February 4, 2013
Exploring The Possibilities Offered By 3D Digital Imaging
Taxonomy — the discipline that defines and names groups of organisms — is a field of science that still employs many of the methods used during the beginnings of the discipline in the 18th century. Despite the increasing use of molecular information to delineate new species, the study of the morphology of specimens remains one of the major tasks of taxonomists. These studies often require first-hand examination of the reference specimens (so-called type material) deposited at museum collections around the globe - a time-consuming and laborious task.To facilitate this procedure, a group of researchers from the Hellenic Centre for Marine Research (HCMR) are exploring the possibilities offered by 3D digital imaging. In a recent article published in the open-access journal ZooKeys, the researchers use X-ray computed tomography to create digital, three-dimensional representations of tiny animals, displaying both internal and external characteristics of the specimens at a detail level similar to that of the microscope.
To demonstrate their method, the researchers imaged a number of polychaete species (marine bristle-worms)–the choice of this group being obvious to Sarah Faulwetter, the leading author, because "despite being ecologically very important, these animals exhibit a fascinating diversity of forms and tissue types, allowing to test the methodology across a range of samples with different characteristics".

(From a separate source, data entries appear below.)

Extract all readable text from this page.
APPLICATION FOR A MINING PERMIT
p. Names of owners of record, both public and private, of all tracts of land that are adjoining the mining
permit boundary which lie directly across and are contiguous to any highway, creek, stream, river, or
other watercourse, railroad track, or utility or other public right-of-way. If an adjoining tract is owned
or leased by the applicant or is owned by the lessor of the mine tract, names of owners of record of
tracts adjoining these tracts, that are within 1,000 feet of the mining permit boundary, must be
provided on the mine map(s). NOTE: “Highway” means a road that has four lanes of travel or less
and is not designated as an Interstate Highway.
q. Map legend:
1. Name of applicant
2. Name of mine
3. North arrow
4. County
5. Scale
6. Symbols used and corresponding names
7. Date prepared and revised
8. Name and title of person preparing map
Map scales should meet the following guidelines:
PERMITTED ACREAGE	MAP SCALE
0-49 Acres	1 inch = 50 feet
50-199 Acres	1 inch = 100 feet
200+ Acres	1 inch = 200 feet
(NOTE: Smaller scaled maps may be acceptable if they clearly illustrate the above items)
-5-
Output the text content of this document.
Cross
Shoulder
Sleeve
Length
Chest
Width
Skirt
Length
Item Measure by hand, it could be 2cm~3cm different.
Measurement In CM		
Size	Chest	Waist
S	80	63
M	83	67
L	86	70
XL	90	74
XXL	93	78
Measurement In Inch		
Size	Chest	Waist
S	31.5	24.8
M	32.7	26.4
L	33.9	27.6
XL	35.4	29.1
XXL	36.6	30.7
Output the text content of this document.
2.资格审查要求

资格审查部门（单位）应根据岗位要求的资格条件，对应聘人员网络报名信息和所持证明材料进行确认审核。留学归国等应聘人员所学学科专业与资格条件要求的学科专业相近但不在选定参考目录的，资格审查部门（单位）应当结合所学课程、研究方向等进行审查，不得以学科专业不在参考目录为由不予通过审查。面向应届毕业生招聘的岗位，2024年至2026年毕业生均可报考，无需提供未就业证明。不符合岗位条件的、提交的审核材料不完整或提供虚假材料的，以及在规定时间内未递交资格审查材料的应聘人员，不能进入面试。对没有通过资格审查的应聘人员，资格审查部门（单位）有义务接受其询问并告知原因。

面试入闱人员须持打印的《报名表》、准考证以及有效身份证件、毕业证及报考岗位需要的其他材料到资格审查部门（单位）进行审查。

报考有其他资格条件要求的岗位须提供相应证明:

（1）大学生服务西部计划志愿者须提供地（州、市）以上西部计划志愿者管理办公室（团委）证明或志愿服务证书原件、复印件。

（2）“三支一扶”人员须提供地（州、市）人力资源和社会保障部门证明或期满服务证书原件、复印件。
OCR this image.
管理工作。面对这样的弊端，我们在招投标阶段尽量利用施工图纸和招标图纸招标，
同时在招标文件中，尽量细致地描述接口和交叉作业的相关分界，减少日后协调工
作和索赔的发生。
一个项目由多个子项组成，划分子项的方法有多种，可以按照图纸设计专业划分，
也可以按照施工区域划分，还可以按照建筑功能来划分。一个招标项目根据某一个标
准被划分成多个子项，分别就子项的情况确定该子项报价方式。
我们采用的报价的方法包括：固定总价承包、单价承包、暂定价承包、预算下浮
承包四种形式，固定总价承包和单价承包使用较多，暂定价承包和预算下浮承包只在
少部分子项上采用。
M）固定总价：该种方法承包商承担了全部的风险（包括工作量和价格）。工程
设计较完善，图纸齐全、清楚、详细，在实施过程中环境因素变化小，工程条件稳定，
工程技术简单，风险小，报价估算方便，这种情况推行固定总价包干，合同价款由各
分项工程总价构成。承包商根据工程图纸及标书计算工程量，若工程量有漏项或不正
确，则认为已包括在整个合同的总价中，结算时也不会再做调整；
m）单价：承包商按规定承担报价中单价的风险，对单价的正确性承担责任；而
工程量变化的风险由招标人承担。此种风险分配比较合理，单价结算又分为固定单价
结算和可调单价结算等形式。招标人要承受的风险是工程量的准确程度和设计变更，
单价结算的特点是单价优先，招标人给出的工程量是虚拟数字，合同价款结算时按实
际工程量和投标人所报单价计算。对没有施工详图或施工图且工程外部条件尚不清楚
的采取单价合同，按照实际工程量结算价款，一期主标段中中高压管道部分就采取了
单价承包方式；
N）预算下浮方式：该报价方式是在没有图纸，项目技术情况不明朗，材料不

The resulting interactive 3D models allow any researcher to virtually rotate, magnify or even dissect the specimen and thus extracting new scientific information, whereas the structure and genetic material of the analysed specimen are kept intact for future studies.
The team stress the importance of 3D imaging methods for taxonomy on its way into the twenty-first century: "Our vision for the future is to provide a digital representation of each museum specimen, simultaneously accessible via the internet by researchers and nature enthusiasts worldwide," says the team leader, Dr Christos Arvanitidis from HCMR.
The instant accessibility of specimens will speed up the creation and dissemination of knowledge. As the authors point out, "human efforts, combined with novel technologies, will help taxonomy to turn into a cyberscience whose discoveries might rival those made during the great naturalist era of the nineteenth century."